London Daily

Focus on the big picture.
Tuesday, Jun 23, 2026

Let's get back to the office and save the London we love

Let's get back to the office and save the London we love

Working from home, like Tiger King, will soon be a thing of the past, says Grind founder David Abrahamovitch

It’s hard to believe it’s over five months since we closed the doors of Grind, my restaurant and café business at the beginning of lockdown with eleven locations and more than 300 people employed.

Since the relaxation of the lockdown restrictions in July, some of our doors have been slowly, carefully, inching back open, but now Grind and countless other small businesses across the UK, are confronted with a long march forward.

Tough times for businesses in the capital




Last year, we crowdfunded £3.5m to fund our expansion and one of the main ambitions was to expand the business outside of our high street locations. Thankfully, the Grind at Home retail business exploded throughout lockdown – with more than two million of our compostable coffee pods for Nespresso machines sold within the first 90 days – recovering a decent chunk of the sales we have lost through the high street. Little did we know when we started that project that one day it would be such a vital lifeline for us. With this we have confidence Grind will be fine, but remain deeply worried about other businesses across the capital.

As a born Londoner, my wife and I stayed in the city through lockdown and it’s been such a relief to see people starting to return. That said, the tubes, trains and office buildings in central London remain below twenty per cent of the previous occupancy and this is nowhere near enough to support our capital, the engine of the UK economy. We might be a nation of shoppers, but right now no one is going to the shops.

Working from home won’t last


The WFH revolution, much like Tiger King and Zoom quizzes, will quickly become a thing of the past. It’s easy for the tech giants to tell their teams to work from home forever. We shouldn’t let the tech giants and the likes of Carlyle (the private equity giant who recently banned staff from getting the tube) set the tone.
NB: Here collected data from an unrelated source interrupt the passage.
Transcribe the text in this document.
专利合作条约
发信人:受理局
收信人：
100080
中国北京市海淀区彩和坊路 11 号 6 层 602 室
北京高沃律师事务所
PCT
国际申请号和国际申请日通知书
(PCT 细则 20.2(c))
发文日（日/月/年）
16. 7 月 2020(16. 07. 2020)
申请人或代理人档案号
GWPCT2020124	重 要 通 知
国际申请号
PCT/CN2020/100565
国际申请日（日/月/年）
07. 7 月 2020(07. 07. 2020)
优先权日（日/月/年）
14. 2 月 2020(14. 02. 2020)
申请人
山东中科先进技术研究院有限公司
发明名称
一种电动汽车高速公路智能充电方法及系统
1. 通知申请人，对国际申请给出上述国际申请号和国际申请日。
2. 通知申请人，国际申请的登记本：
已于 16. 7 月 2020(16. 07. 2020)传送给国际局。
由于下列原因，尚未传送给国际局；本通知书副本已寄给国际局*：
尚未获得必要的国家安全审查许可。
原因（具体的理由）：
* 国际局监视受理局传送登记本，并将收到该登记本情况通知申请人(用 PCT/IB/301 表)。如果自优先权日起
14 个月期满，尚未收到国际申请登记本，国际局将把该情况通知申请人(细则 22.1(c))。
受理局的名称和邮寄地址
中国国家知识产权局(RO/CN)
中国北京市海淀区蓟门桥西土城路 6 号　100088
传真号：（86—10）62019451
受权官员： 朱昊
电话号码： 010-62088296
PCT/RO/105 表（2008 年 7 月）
In Europe almost 75 per cent of staff are back in offices, but in the UK it’s only a third.

Work will evolve, like it always does, and the 5.30pm crush on the Northern Line might become a little less acceptable, but I don’t believe that 200 years of urbanisation will be reversed by this pandemic. The UK will not want to just sit at home on our laptops forever.

We stayed at home, we saved the NHS, and we stopped the spread of the virus. We have adjusted our way of life to contain it. London is a great city, filled with cabbies, builders, dry cleaners and sandwich shops. Rishi got us all to eat out to help out, which has been great, but it’s going to take more than a few weeks of discounted al-fresco dining to get this capital to its former glory.

We can’t expect to abandon London for eighteen months and then return to the same place we all love. And if we don’t get back soon, there may not be much of a London left to go back to. It’s time to get back to work.